Near-Optimal Bounds for Learning Gaussian Halfspaces with Random Classification Noise
This work addresses a fundamental problem in computational learning theory for researchers, showing an inherent quadratic dependence on error for efficient algorithms, which is incremental in refining bounds for noisy halfspace learning.
The paper tackles the problem of learning general halfspaces with random classification noise under Gaussian distributions, establishing nearly-matching algorithmic and lower bound results that reveal an information-computation gap, with sample complexity of Θ̃(d/ε) and efficient algorithms requiring at least Ω(d^{1/2}/(max{p, ε})^2).

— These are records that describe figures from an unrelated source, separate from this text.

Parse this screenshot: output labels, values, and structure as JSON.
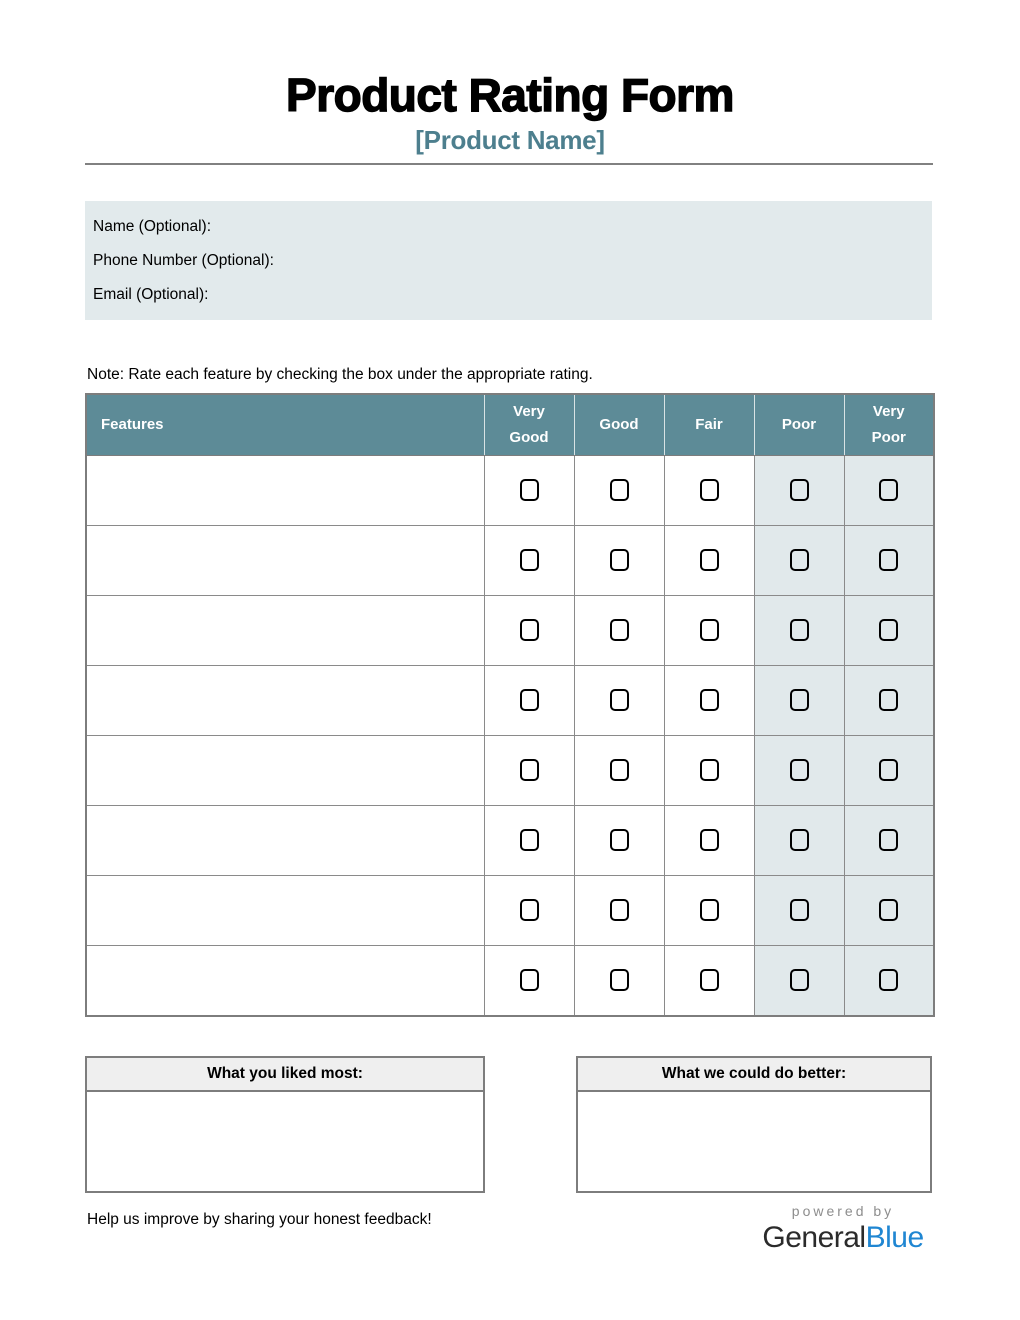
{
  "page": {
    "title": "Product Rating Form",
    "subtitle": "[Product Name]"
  },
  "contact": {
    "fields": [
      {
        "label": "Name (Optional):"
      },
      {
        "label": "Phone Number (Optional):"
      },
      {
        "label": "Email (Optional):"
      }
    ]
  },
  "note": "Note: Rate each feature by checking the box under the appropriate rating.",
  "rating_table": {
    "feature_header": "Features",
    "rating_headers": [
      "Very Good",
      "Good",
      "Fair",
      "Poor",
      "Very Poor"
    ],
    "shaded_columns": [
      "Poor",
      "Very Poor"
    ],
    "rows": [
      {
        "feature": ""
      },
      {
        "feature": ""
      },
      {
        "feature": ""
      },
      {
        "feature": ""
      },
      {
        "feature": ""
      },
      {
        "feature": ""
      },
      {
        "feature": ""
      },
      {
        "feature": ""
      }
    ]
  },
  "comments": {
    "liked_header": "What you liked most:",
    "better_header": "What we could do better:"
  },
  "footer": {
    "message": "Help us improve by sharing your honest feedback!",
    "powered_by": "powered by",
    "brand_general": "General",
    "brand_blue": "Blue"
  },
  "colors": {
    "table_header_bg": "#5d8b97",
    "subtitle_text": "#4d7f8e",
    "contact_box_bg": "#e2eaec",
    "shaded_cell_bg": "#e1e9eb",
    "brand_blue": "#1f86d2",
    "border_gray": "#7d7d7d"
  }
}
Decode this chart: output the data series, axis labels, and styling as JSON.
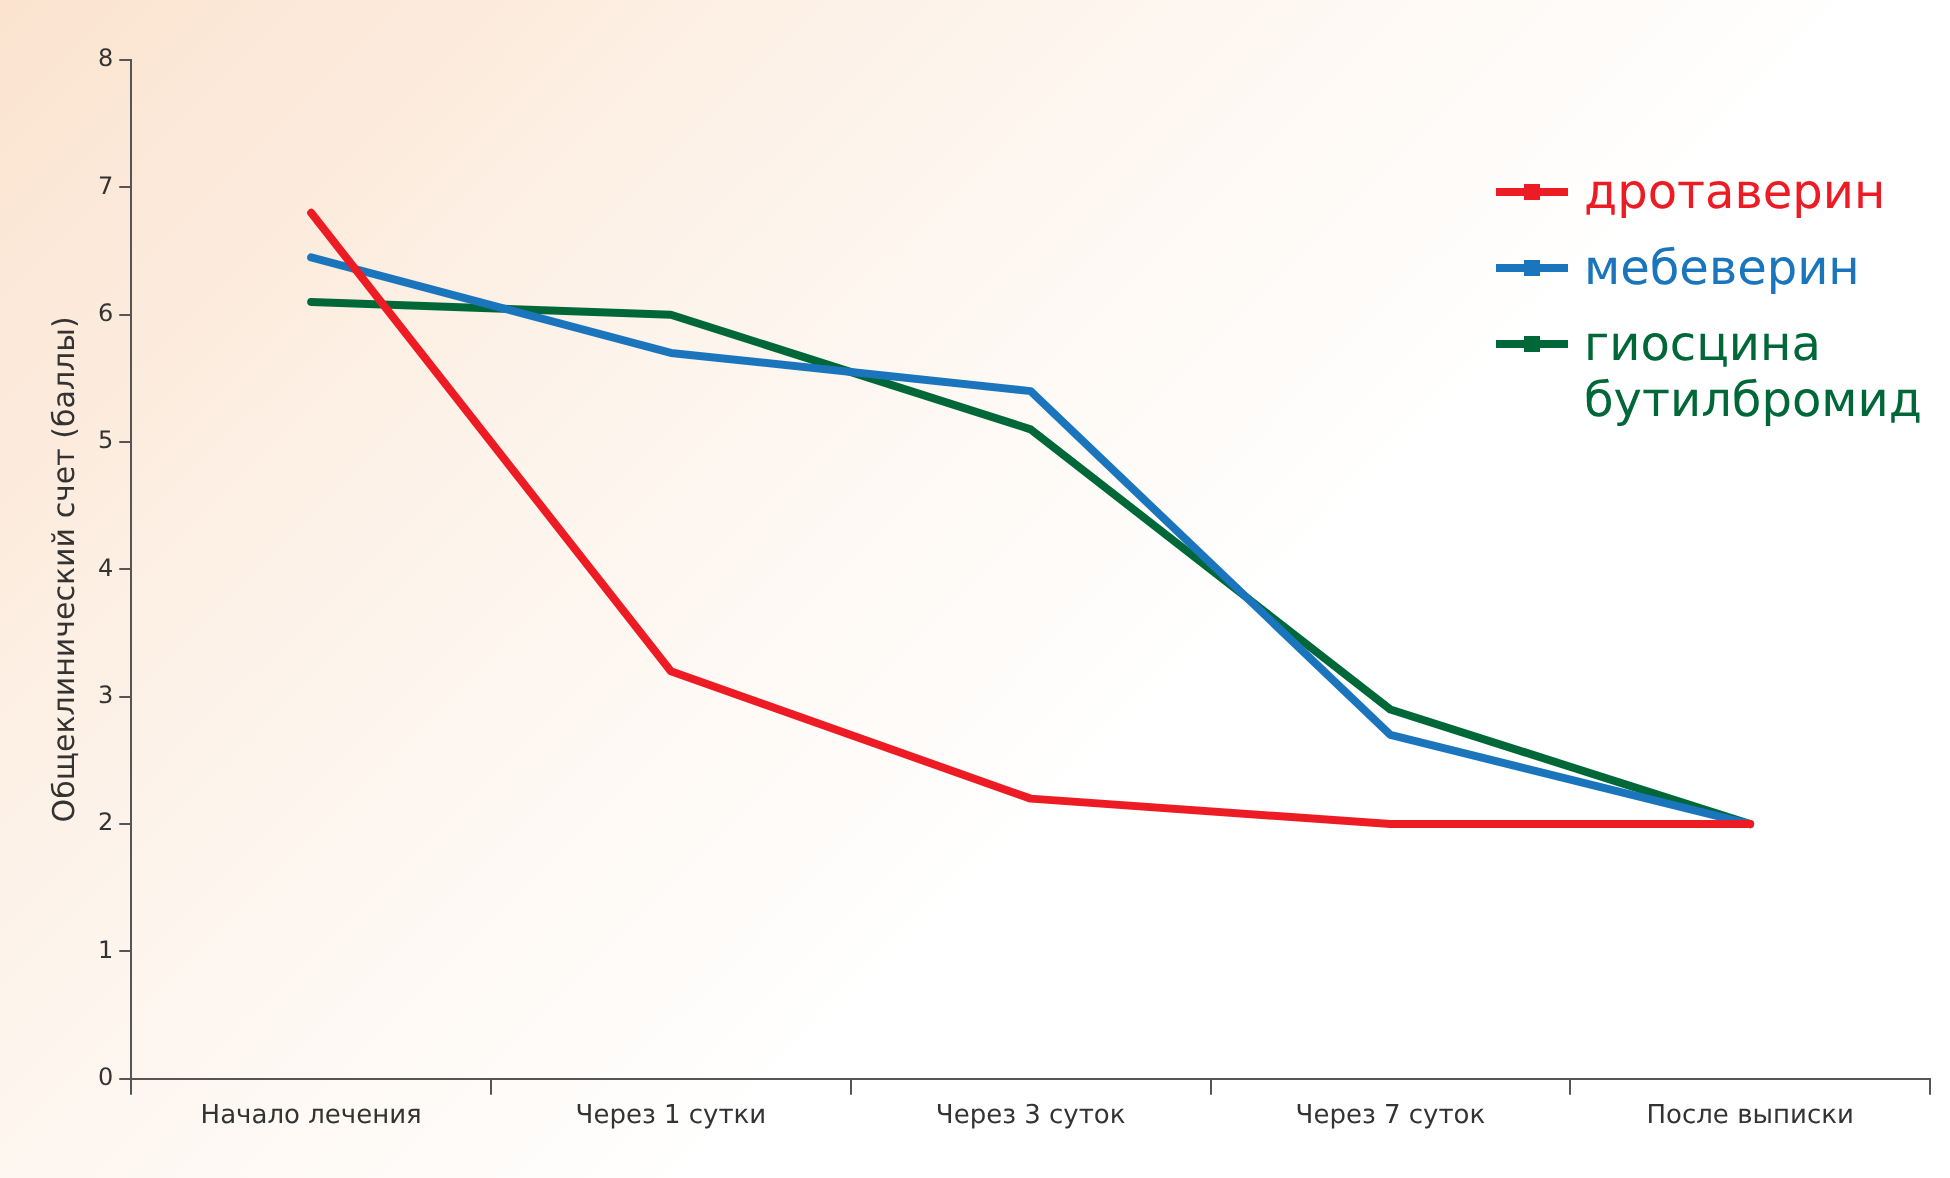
{
  "chart_data": {
    "type": "line",
    "ylabel": "Общеклинический счет (баллы)",
    "categories": [
      "Начало лечения",
      "Через 1 сутки",
      "Через 3 суток",
      "Через 7 суток",
      "После выписки"
    ],
    "series": [
      {
        "name": "дротаверин",
        "color": "#ed1c24",
        "values": [
          6.8,
          3.2,
          2.2,
          2.0,
          2.0
        ]
      },
      {
        "name": "мебеверин",
        "color": "#1b75bc",
        "values": [
          6.45,
          5.7,
          5.4,
          2.7,
          2.0
        ]
      },
      {
        "name": "гиосцина бутилбромид",
        "color": "#006838",
        "values": [
          6.1,
          6.0,
          5.1,
          2.9,
          2.0
        ]
      }
    ],
    "ylim": [
      0,
      8
    ],
    "yticks": [
      0,
      1,
      2,
      3,
      4,
      5,
      6,
      7,
      8
    ],
    "grid": false,
    "legend": "top right",
    "marker": "none",
    "line_style": "solid"
  }
}
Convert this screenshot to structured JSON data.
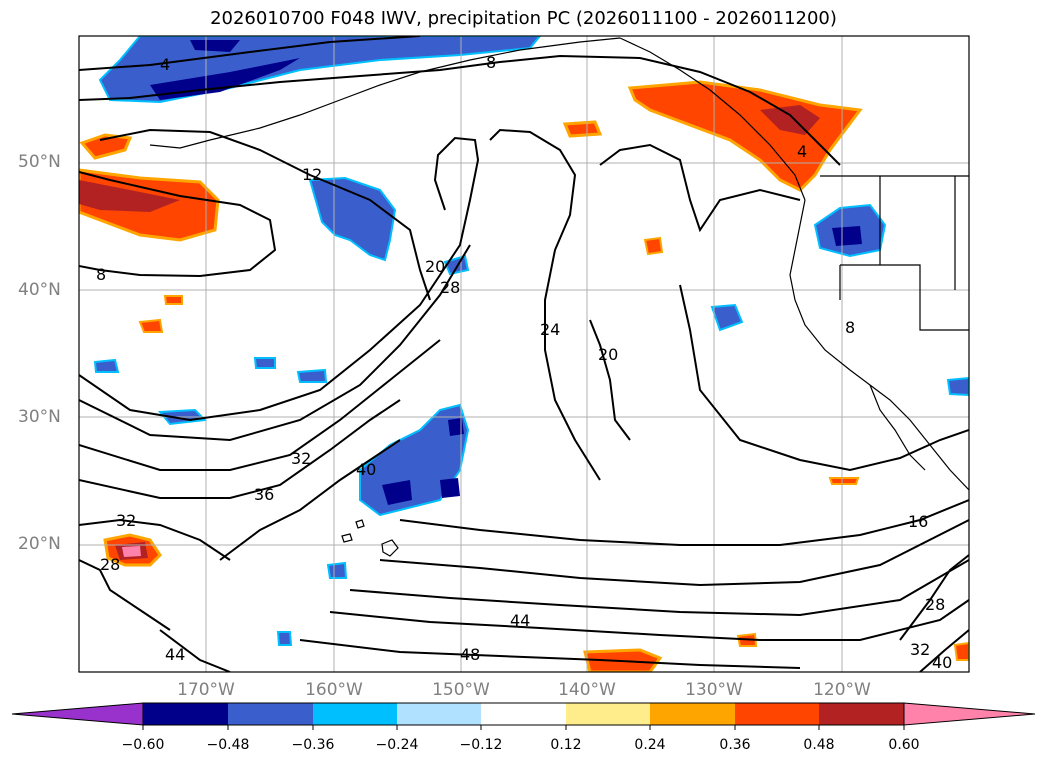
{
  "title": "2026010700 F048 IWV, precipitation PC (2026011100 - 2026011200)",
  "longitude_labels": [
    "170°W",
    "160°W",
    "150°W",
    "140°W",
    "130°W",
    "120°W"
  ],
  "latitude_labels": [
    "50°N",
    "40°N",
    "30°N",
    "20°N"
  ],
  "contour_labels": [
    "4",
    "8",
    "12",
    "8",
    "20",
    "28",
    "24",
    "20",
    "4",
    "8",
    "32",
    "36",
    "40",
    "32",
    "28",
    "16",
    "44",
    "48",
    "44",
    "28",
    "32",
    "40"
  ],
  "colorbar": {
    "ticks": [
      "−0.60",
      "−0.48",
      "−0.36",
      "−0.24",
      "−0.12",
      "0.12",
      "0.24",
      "0.36",
      "0.48",
      "0.60"
    ],
    "colors": [
      "#9932cc",
      "#00008b",
      "#3a5fcd",
      "#00bfff",
      "#b0e2ff",
      "#ffffff",
      "#ffec8b",
      "#ffa500",
      "#ff4500",
      "#b22222",
      "#ff82ab"
    ]
  }
}
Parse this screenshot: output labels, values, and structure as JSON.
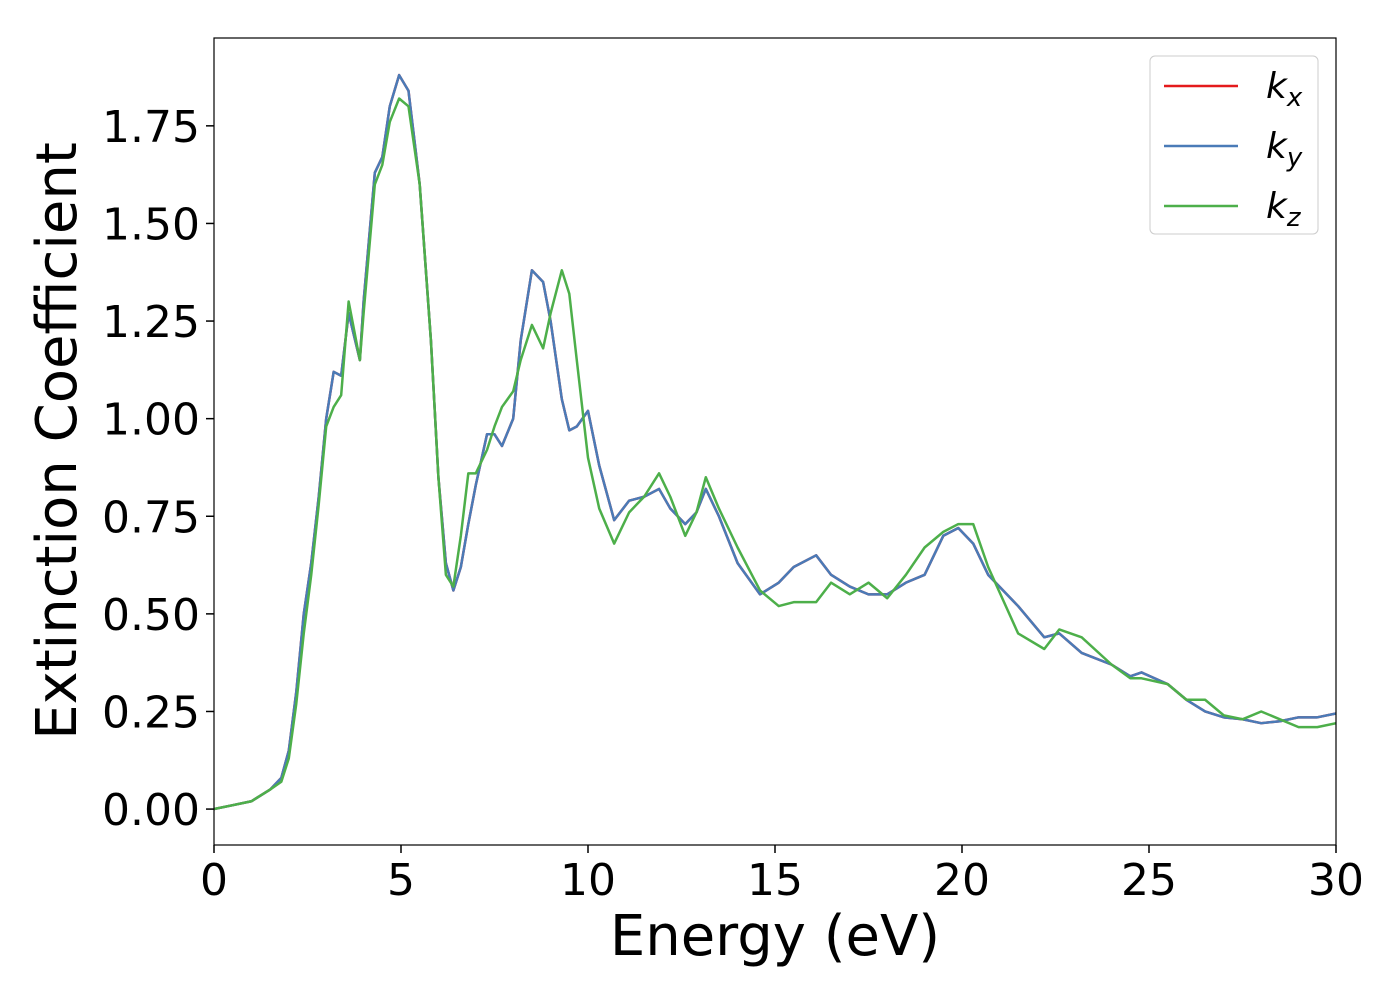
{
  "chart_data": {
    "type": "line",
    "xlabel": "Energy (eV)",
    "ylabel": "Extinction Coefficient",
    "x": [
      0,
      0.5,
      1,
      1.5,
      1.8,
      2,
      2.2,
      2.4,
      2.6,
      2.8,
      3,
      3.2,
      3.4,
      3.6,
      3.9,
      4.0,
      4.3,
      4.5,
      4.7,
      4.95,
      5.2,
      5.5,
      5.8,
      6.0,
      6.2,
      6.4,
      6.6,
      6.8,
      7.0,
      7.3,
      7.5,
      7.7,
      8.0,
      8.2,
      8.5,
      8.8,
      9.0,
      9.3,
      9.5,
      9.7,
      10.0,
      10.3,
      10.7,
      11.1,
      11.5,
      11.9,
      12.2,
      12.6,
      12.9,
      13.15,
      13.5,
      14,
      14.6,
      15.1,
      15.5,
      16.1,
      16.5,
      17,
      17.5,
      18,
      18.5,
      19,
      19.5,
      19.9,
      20.3,
      20.7,
      21.5,
      22.2,
      22.6,
      23.2,
      24,
      24.5,
      24.8,
      25.5,
      26,
      26.5,
      27,
      27.5,
      28,
      28.5,
      29,
      29.5,
      30
    ],
    "series": [
      {
        "name": "kx",
        "color": "#e41a1c",
        "values": [
          0,
          0.01,
          0.02,
          0.05,
          0.08,
          0.15,
          0.3,
          0.5,
          0.63,
          0.8,
          1.0,
          1.12,
          1.11,
          1.27,
          1.15,
          1.3,
          1.63,
          1.67,
          1.8,
          1.88,
          1.84,
          1.6,
          1.2,
          0.85,
          0.63,
          0.56,
          0.62,
          0.73,
          0.83,
          0.96,
          0.96,
          0.93,
          1.0,
          1.2,
          1.38,
          1.35,
          1.25,
          1.05,
          0.97,
          0.98,
          1.02,
          0.88,
          0.74,
          0.79,
          0.8,
          0.82,
          0.77,
          0.73,
          0.76,
          0.82,
          0.75,
          0.63,
          0.55,
          0.58,
          0.62,
          0.65,
          0.6,
          0.57,
          0.55,
          0.55,
          0.58,
          0.6,
          0.7,
          0.72,
          0.68,
          0.6,
          0.52,
          0.44,
          0.45,
          0.4,
          0.37,
          0.34,
          0.35,
          0.32,
          0.28,
          0.25,
          0.235,
          0.23,
          0.22,
          0.225,
          0.235,
          0.235,
          0.245
        ]
      },
      {
        "name": "ky",
        "color": "#4a7bb7",
        "values": [
          0,
          0.01,
          0.02,
          0.05,
          0.08,
          0.15,
          0.3,
          0.5,
          0.63,
          0.8,
          1.0,
          1.12,
          1.11,
          1.27,
          1.15,
          1.3,
          1.63,
          1.67,
          1.8,
          1.88,
          1.84,
          1.6,
          1.2,
          0.85,
          0.63,
          0.56,
          0.62,
          0.73,
          0.83,
          0.96,
          0.96,
          0.93,
          1.0,
          1.2,
          1.38,
          1.35,
          1.25,
          1.05,
          0.97,
          0.98,
          1.02,
          0.88,
          0.74,
          0.79,
          0.8,
          0.82,
          0.77,
          0.73,
          0.76,
          0.82,
          0.75,
          0.63,
          0.55,
          0.58,
          0.62,
          0.65,
          0.6,
          0.57,
          0.55,
          0.55,
          0.58,
          0.6,
          0.7,
          0.72,
          0.68,
          0.6,
          0.52,
          0.44,
          0.45,
          0.4,
          0.37,
          0.34,
          0.35,
          0.32,
          0.28,
          0.25,
          0.235,
          0.23,
          0.22,
          0.225,
          0.235,
          0.235,
          0.245
        ]
      },
      {
        "name": "kz",
        "color": "#4daf4a",
        "values": [
          0,
          0.01,
          0.02,
          0.05,
          0.07,
          0.13,
          0.27,
          0.45,
          0.6,
          0.78,
          0.98,
          1.03,
          1.06,
          1.3,
          1.15,
          1.27,
          1.6,
          1.65,
          1.76,
          1.82,
          1.8,
          1.6,
          1.2,
          0.85,
          0.6,
          0.57,
          0.7,
          0.86,
          0.86,
          0.92,
          0.98,
          1.03,
          1.07,
          1.15,
          1.24,
          1.18,
          1.27,
          1.38,
          1.32,
          1.15,
          0.9,
          0.77,
          0.68,
          0.76,
          0.8,
          0.86,
          0.8,
          0.7,
          0.76,
          0.85,
          0.77,
          0.67,
          0.56,
          0.52,
          0.53,
          0.53,
          0.58,
          0.55,
          0.58,
          0.54,
          0.6,
          0.67,
          0.71,
          0.73,
          0.73,
          0.62,
          0.45,
          0.41,
          0.46,
          0.44,
          0.37,
          0.335,
          0.335,
          0.32,
          0.28,
          0.28,
          0.24,
          0.23,
          0.25,
          0.23,
          0.21,
          0.21,
          0.22
        ]
      }
    ],
    "xlim": [
      0,
      30
    ],
    "xticks": [
      0,
      5,
      10,
      15,
      20,
      25,
      30
    ],
    "ylim": [
      -0.092,
      1.975
    ],
    "yticks": [
      {
        "value": 0,
        "label": "0.00"
      },
      {
        "value": 0.25,
        "label": "0.25"
      },
      {
        "value": 0.5,
        "label": "0.50"
      },
      {
        "value": 0.75,
        "label": "0.75"
      },
      {
        "value": 1.0,
        "label": "1.00"
      },
      {
        "value": 1.25,
        "label": "1.25"
      },
      {
        "value": 1.5,
        "label": "1.50"
      },
      {
        "value": 1.75,
        "label": "1.75"
      }
    ],
    "legend": "upper right",
    "grid": false
  }
}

We study the problem of learning general (i.e., not necessarily homogeneous) halfspaces with Random Classification Noise under the Gaussian distribution. We establish nearly-matching algorithmic and Statistical Query (SQ) lower bound results revealing a surprising information-computation gap for this basic problem. Specifically, the sample complexity of this learning problem is $\widetildeΘ(d/ε)$, where $d$ is the dimension and $ε$ is the excess error. Our positive result is a computationally efficient learning algorithm with sample complexity $\tilde{O}(d/ε+ d/(\max\{p, ε\})^2)$, where $p$ quantifies the bias of the target halfspace. On the lower bound side, we show that any efficient SQ algorithm (or low-degree test) for the problem requires sample complexity at least $Ω(d^{1/2}/(\max\{p, ε\})^2)$. Our lower bound suggests that this quadratic dependence on $1/ε$ is inherent for efficient algorithms.